DGNB System gains foothold in Denmark. Eight projects launched in pilot phase
Stuttgart, February 2012. In the summer of 2011, Denmark's Green Building Council made the decision to use the system of the German Sustainable Building Council (DGNB - Deutsche Gesellschaft für Nachhaltiges Bauen) to certify its sustainable buildings. According to Denmark's Green Building Council, the forward-looking and integrated approach of the DGNB system – which takes future EU regulations into account – was a key factor. The first pilot projects have now been launched.
In recent months, numerous experts have worked to adapt the DGNB's certification system for new office and administration buildings to Danish building standards and regulations. Eight projects are currently in the initial application phase, in which this country-specific adaptation is being thoroughly tested. This includes two large projects with a gross floor area of 46,000 m2 and 56,000 m2 respectively that are pursuing DGNB certification. An additional large project of 27,000 m2 GFA is using the DGNB pre-certification criteria in its planning and marketing.
"It will be very interesting to observe the experience in our neighboring country," remarks Dr.

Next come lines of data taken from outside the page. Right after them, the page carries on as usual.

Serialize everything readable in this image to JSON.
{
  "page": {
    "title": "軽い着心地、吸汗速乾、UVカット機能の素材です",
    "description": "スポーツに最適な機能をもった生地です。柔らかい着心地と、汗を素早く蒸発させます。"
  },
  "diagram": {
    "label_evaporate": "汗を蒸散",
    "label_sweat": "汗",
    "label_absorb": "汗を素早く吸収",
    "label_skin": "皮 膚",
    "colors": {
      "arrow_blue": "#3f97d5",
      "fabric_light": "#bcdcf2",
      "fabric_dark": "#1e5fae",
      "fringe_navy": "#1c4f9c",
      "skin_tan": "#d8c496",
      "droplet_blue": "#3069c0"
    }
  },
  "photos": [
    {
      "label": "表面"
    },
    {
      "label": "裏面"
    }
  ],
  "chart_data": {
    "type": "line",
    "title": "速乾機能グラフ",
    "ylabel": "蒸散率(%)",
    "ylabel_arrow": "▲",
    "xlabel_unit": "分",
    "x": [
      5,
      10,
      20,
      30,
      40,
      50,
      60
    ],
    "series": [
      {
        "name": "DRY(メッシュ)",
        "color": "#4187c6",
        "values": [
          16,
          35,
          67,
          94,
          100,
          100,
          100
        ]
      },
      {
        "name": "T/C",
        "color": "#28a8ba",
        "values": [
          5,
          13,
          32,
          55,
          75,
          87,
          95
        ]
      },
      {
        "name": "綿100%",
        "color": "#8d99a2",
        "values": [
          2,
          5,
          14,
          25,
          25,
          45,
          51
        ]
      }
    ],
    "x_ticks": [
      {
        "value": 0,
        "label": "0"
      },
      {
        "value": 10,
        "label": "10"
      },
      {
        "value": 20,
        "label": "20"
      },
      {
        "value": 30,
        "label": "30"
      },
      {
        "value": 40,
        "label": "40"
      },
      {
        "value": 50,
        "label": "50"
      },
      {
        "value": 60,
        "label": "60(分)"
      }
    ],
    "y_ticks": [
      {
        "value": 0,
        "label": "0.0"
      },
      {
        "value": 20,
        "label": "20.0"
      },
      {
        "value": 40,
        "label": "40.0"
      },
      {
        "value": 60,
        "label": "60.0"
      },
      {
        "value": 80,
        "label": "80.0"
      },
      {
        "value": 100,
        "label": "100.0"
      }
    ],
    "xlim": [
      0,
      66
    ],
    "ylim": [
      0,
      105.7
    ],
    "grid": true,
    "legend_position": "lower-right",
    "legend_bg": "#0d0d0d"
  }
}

Christine Lemaitre, CEO of DGNB. "Large projects in particular are very important to familiarizing the Danish construction and real estate industries with the integrated philosophy of the DGNB System." The initial phase will continue until June 2012. As part of this initial application, the practical experience collected during compliance testing will be carefully analyzed and integrated into the market version for office and administration buildings as needed.
This autumn, working groups are expected to begin adapting additional DGNB occupancy profiles. The next areas of focus will be hospitals and existing office buildings as well as mixed occupancy structures.
Over the course of a year, the Danish Green Building Council examined different internationally oriented certification systems for use in Denmark, in the end selecting the DGNB System. One deciding factor was the significant similarity to the Danish building culture – which allows numerous criteria to be adopted without adaptation – while another was the flexibility and future viability of the system.